Connaissez-vous la loi Diard ? Du nom de l’ancien député des Bouches-du-Rhône Eric Diard qui a fait voter une loi qui limite le droit de grève du personnel navigant des compagnies aériennes françaises, en particulier d’Air France. Cette loi est une version édulcorée de l’acte dit de Taft-Hartley en vigueur aux USA et datant de 1947 qui limite le champ d’action des syndicats en particulier lorsque ceux-ci décident d’organiser des grèves. L’une des conséquences les plus retentissantes de l’application de cette loi fut le licenciement de 11345 contrôleurs aériens sur quelques 13000 en août 1981 par Ronald Reagan, licenciement assorti d’une interdiction à vie de prétendre à un quelconque emploi fédéral. Cette interdiction fut levée par Bill Clinton dix ans plus tard. La grève des contrôleurs aériens avait été considérée comme mettant en péril la sécurité du pays et Reagan appliqua donc la loi Taft-Hartley pour cette raison.

Ce matin, je discutais avec deux Suissesses en villégiature à Tenerife et elles m’ont décrit la France en quelques mots : « il y a toujours des grèves dans ce pays ». Je vais à Tokyo dans quelques semaines et j’ai choisi de ne pas passer par Roissy et j’ai eu le nez creux puisque je reviendrai du Japon à la mi-mai, en plein mouvement de grève du personnel navigant d’Air France qui a déposé un préavis (ou une menace) de grève, selon mes informations, du 3 au 30 mai pour protester contre la loi Diard qui oblige les personnels de cabine et les pilotes à déclarer individuellement leur intention de faire grève au moins 48 heures à l’avance. C’est ce détail qui les fait grincer des dents, individuellement signifiant que le syndicat des personnels navigants (SNPL) ne peut plus gérer ses troupes comme il a coutume de le faire de manière, on s’en doute, très démocratique. De plus cette loi Diard limite le nombre de jours de grève pour le personnel navigant et c’est la goutte qui a fait déborder la coupe du mauvais mousseux qu’on sert maintenant dans la classe bétaillère des longs courriers d’Air France. Quand on sait que sur un vol long courrier comme par exemple Paris-Tokyo, le personnel navigant travaille effectivement 25 heures par semaines, soit un AR entrecoupé de trois jours de repos, et qu’en plus ces gens grassement payés et logés dans des hôtels de luxe par Air France tous frais payés ont 14 mois de salaire par an, le contribuable lambda qui paie des impôts pour maintenir cette compagnie hors de la faillite est en droit de se poser quelques questions.

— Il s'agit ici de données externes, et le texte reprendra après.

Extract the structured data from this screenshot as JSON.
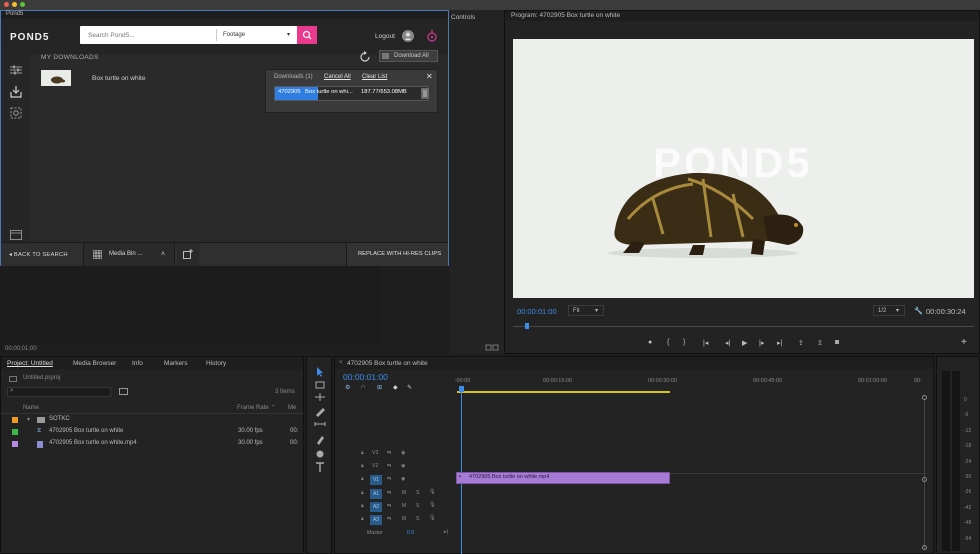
{
  "pond5": {
    "tab": "Pond5",
    "logo": "POND5",
    "search_placeholder": "Search Pond5...",
    "category": "Footage",
    "logout": "Logout",
    "my_downloads": "MY DOWNLOADS",
    "download_all": "Download All",
    "item_title": "Box turtle on white",
    "popup": {
      "title": "Downloads (1)",
      "cancel_all": "Cancel All",
      "clear_list": "Clear List",
      "file_id": "4702905",
      "file_name": "Box turtle on whi...",
      "size": "187.77/653.08MB",
      "progress_fraction": 0.28
    },
    "bottom": {
      "back": "BACK TO SEARCH",
      "media_bin": "Media Bin ...",
      "replace": "REPLACE WITH HI-RES CLIPS"
    }
  },
  "source": {
    "effects_tab": "Controls",
    "timecode": "00;00;01;00"
  },
  "program": {
    "title": "Program: 4702905 Box turtle on white",
    "timecode": "00:00:01:00",
    "fit": "Fit",
    "resolution": "1/2",
    "duration": "00:00:30:24",
    "watermark": "POND5"
  },
  "project": {
    "tabs": [
      "Project: Untitled",
      "Media Browser",
      "Info",
      "Markers",
      "History"
    ],
    "file": "Untitled.prproj",
    "items_count": "3 Items",
    "columns": {
      "name": "Name",
      "frame_rate": "Frame Rate",
      "media": "Me"
    },
    "rows": [
      {
        "name": "SOTKC",
        "rate": "",
        "extra": "",
        "color": "#f29a1f"
      },
      {
        "name": "4702905 Box turtle on white",
        "rate": "30.00 fps",
        "extra": "00:",
        "color": "#3cb94b"
      },
      {
        "name": "4702905 Box turtle on white.mp4",
        "rate": "30.00 fps",
        "extra": "00:",
        "color": "#b48be0"
      }
    ]
  },
  "timeline": {
    "tab": "4702905 Box turtle on white",
    "timecode": "00:00:01:00",
    "ruler": [
      ":00:00",
      "00:00:15:00",
      "00:00:30:00",
      "00:00:45:00",
      "00:01:00:00",
      "00:"
    ],
    "video_tracks": [
      "V3",
      "V2",
      "V1"
    ],
    "audio_tracks": [
      "A1",
      "A2",
      "A3"
    ],
    "master": "Master",
    "master_val": "0.0",
    "clip": "4702905 Box turtle on white.mp4"
  },
  "meters": {
    "scale": [
      "0",
      "-6",
      "-12",
      "-18",
      "-24",
      "-30",
      "-36",
      "-42",
      "-48",
      "-54"
    ]
  },
  "colors": {
    "accent": "#2f7de1",
    "pond5_pink": "#ea3a8d",
    "clip": "#a77ad6"
  }
}
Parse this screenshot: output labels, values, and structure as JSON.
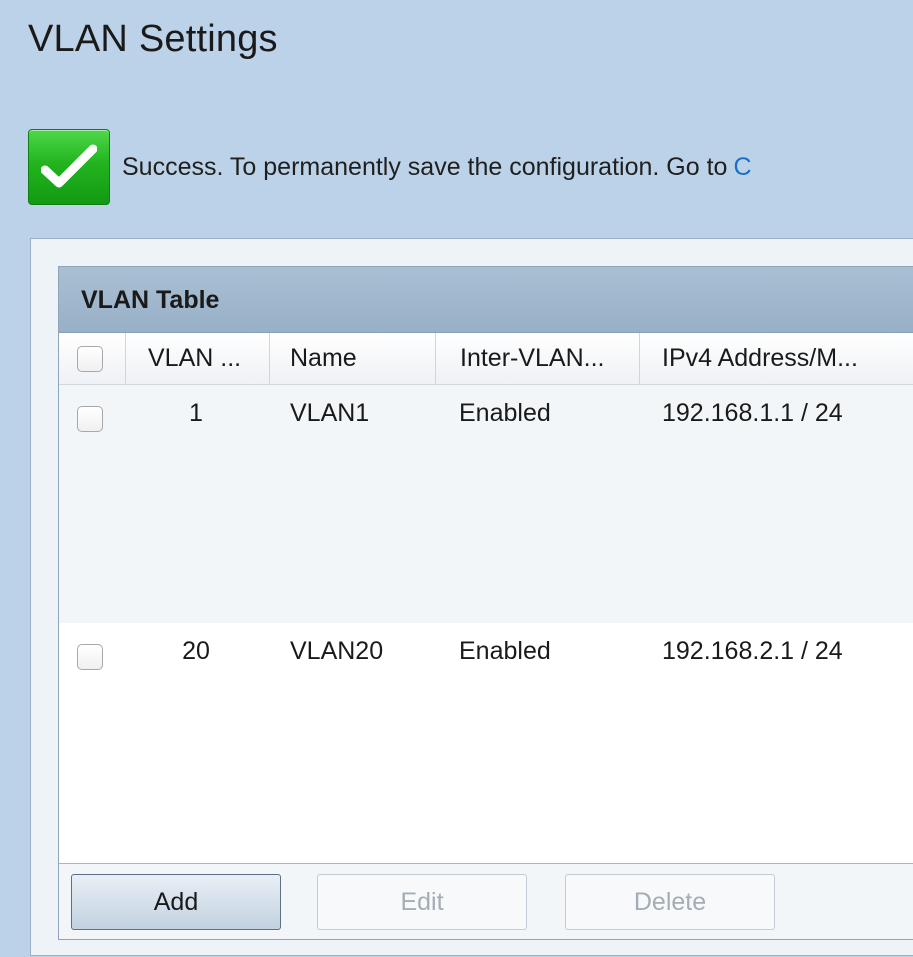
{
  "page": {
    "title": "VLAN Settings"
  },
  "message": {
    "text": "Success. To permanently save the configuration. Go to",
    "link_text": "C",
    "icon": "checkmark-icon",
    "color": "#22b41f"
  },
  "table": {
    "title": "VLAN Table",
    "columns": [
      "VLAN ...",
      "Name",
      "Inter-VLAN...",
      "IPv4 Address/M..."
    ],
    "rows": [
      {
        "vlan_id": "1",
        "name": "VLAN1",
        "inter_vlan": "Enabled",
        "ipv4": "192.168.1.1 / 24"
      },
      {
        "vlan_id": "20",
        "name": "VLAN20",
        "inter_vlan": "Enabled",
        "ipv4": "192.168.2.1 / 24"
      }
    ]
  },
  "buttons": {
    "add": "Add",
    "edit": "Edit",
    "delete": "Delete"
  }
}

Bref, l’image de la France est bien écornée, surtout vue de l’étranger. La réponse appropriée à toute grève déclarée illégale est de licencier tous les grévistes comme le fit Reagan. Et si Hollande, qui a prouvé qu’il a une paire de couilles en le faisant bien savoir, prenait une telle décision ? Un simple décret déclarant illégales toutes les grèves dans le secteur public et para-public (comme Air France) redorerait le blason terni de la France.